Today started early, and as usual we were the first to arrive down in radiology. The team seemed very optimistic as the barium moved its way through fairly quickly. However....I warned them (or should I say 'reminded' them of every other sbs Caed has ever had. He likes to take his time....get to know all the rad. staff and see them through to the end of the day. ;)) I did however pray that this time would be different. After hour #3....and the frustrated looks on their faces, I knew it wouldn't. Caed was a trooper though. Total sbs time today = 6.5 hrs

We finally were allowed a little over an hour to put a halt on the xrays, and go to our clinic appointment. Caed was SO excited to see his nurses and doctors. He loves them! In a nut shell....the visit was very positive. They said if they were just looking at his labs (or at least the ones that had come back), they would think they were those of a "normal" child. Which anyone who has been around Caed would probably 100% agree with. The plan of action now is to change his current formula to one that is higher in calories. (Neocate Junior) We will stay at the same rate and dosage. We will also cut one medication, and watch to see if there are any effects. If not...we will then slowly try to wean the Imodium. Their only "concern" is his weight. He hasn't gained like they wanted him to. Hopefully the new (stronger) formula will help. We will come back in 6 months.....assess everything, and then, MAYBE then...we can remove the tube!

We returned back down to radiology after our appointment and had a couple more x rays. Finally, they felt the barium had reached the finish line (his colon)! We asked the docs about the length of time for Caed's sbs, and they said they are not concerned with it. They said the horrid "s-word!" (stricture) But, said if he had one, that wouldn't necessarily be a bad thing right now. (slows everything down allowing for more absorption time) He doesn't have one however......thank you Jesus, but said by it taking so long...that is actually a good thing. OK...we'll take it! I guess with Caed's bowel length everyone (including radiologist) always assume it will go quick. Yet another sign of God's hand!

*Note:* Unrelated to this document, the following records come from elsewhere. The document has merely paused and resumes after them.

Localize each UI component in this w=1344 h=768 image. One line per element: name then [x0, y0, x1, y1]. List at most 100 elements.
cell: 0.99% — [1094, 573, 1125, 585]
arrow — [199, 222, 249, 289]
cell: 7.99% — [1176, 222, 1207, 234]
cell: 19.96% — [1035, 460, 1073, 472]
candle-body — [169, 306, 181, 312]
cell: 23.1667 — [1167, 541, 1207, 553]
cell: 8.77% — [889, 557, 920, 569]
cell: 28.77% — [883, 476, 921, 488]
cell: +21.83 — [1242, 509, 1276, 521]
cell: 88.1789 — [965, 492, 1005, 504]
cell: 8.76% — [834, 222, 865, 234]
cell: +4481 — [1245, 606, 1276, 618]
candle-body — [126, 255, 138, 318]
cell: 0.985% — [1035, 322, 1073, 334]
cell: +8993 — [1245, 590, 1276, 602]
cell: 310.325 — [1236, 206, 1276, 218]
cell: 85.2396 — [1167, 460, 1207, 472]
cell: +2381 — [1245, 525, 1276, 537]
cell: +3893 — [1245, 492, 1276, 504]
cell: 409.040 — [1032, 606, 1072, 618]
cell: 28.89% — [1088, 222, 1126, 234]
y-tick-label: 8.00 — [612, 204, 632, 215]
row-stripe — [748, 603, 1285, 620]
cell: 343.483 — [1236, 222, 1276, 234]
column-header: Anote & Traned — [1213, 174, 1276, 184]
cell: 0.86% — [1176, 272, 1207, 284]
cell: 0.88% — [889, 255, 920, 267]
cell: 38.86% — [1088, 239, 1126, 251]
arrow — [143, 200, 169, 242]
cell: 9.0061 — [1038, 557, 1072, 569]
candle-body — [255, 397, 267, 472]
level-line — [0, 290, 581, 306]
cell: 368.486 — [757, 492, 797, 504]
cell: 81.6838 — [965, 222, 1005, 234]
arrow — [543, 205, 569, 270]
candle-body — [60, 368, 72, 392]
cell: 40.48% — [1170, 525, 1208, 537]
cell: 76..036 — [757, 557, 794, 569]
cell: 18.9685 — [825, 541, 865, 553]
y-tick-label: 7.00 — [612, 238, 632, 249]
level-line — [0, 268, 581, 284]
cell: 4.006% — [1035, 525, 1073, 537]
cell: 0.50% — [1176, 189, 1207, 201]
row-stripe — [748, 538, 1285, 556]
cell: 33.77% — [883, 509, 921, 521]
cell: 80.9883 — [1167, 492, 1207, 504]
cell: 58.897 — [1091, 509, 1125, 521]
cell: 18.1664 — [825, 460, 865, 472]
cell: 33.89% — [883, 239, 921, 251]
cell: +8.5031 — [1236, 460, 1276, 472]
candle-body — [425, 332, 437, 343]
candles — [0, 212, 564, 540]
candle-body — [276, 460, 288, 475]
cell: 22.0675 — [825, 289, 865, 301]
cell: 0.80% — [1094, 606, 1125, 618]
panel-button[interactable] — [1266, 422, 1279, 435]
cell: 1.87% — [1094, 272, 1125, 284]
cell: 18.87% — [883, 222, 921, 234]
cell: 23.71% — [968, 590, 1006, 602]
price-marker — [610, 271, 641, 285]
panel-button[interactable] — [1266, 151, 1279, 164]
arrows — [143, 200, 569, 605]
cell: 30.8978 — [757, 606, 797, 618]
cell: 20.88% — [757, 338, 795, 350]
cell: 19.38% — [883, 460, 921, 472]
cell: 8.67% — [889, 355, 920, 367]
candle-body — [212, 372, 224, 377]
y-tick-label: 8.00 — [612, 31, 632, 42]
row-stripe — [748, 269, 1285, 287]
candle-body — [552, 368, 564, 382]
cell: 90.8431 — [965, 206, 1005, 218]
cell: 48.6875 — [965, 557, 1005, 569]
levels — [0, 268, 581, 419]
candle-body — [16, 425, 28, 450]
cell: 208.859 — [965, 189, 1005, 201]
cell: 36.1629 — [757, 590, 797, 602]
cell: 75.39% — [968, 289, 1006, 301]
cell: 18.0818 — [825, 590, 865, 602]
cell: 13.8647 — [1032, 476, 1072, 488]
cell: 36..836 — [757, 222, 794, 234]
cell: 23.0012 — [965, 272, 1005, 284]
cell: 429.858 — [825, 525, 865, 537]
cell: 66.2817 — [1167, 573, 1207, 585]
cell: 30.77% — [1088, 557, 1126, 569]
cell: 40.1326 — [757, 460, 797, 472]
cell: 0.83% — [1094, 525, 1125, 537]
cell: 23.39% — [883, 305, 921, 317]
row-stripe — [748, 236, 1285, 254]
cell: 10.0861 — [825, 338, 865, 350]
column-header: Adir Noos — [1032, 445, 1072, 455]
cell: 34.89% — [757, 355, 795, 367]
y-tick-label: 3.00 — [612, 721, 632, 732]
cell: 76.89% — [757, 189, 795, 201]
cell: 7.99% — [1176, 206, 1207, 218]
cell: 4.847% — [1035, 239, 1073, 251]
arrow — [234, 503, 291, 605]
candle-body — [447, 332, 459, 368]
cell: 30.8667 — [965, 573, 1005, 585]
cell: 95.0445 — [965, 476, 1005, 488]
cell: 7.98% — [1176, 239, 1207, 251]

We weren't able to see Dr. M today (he was in a transplant), but saw another dr. we knew. This guy was great....no complaints whatsoever. BUT...he made some simple comments that really struck something in me.

"We just shake our heads when we look at Caed. There is no real medical answer as to how he is doing SO WELL considering the amount of bowel he has left. We would love to ask you guys what you have been doing, so we can tell other IRP patients. He just isn't the 'norm.'"

I sat there quietly listening, but later wished I would have stood up and shouted "I KNOW the answer!!!! I know WHY he is doing so well. It is only by the grace and mercy of our God."

I haven't been able to get his words out of my head. Those of us around Caed take his normalcy for granted. We forget what an incredible MIRACLE he is! And I think I am as guilty as anyone for giving the credit to his great doctors in Lubbock and the IRP here at UNMC. I guess it just humbles me once again when I hear the medical professionals say that #1...they didn't expect him to survive the volvulus, and #2....how they don't understand how he dodged the inevitable multi-organ transplant and is doing SO WELL today (only 2 years later).

Thank you Lord for this trip to NE. Thank you for the positive results from the doctors and tests. But, especially for gently reminding me of YOUR ABSOLUTE HEALING POWER! YOU....oh God....are our Deliverer.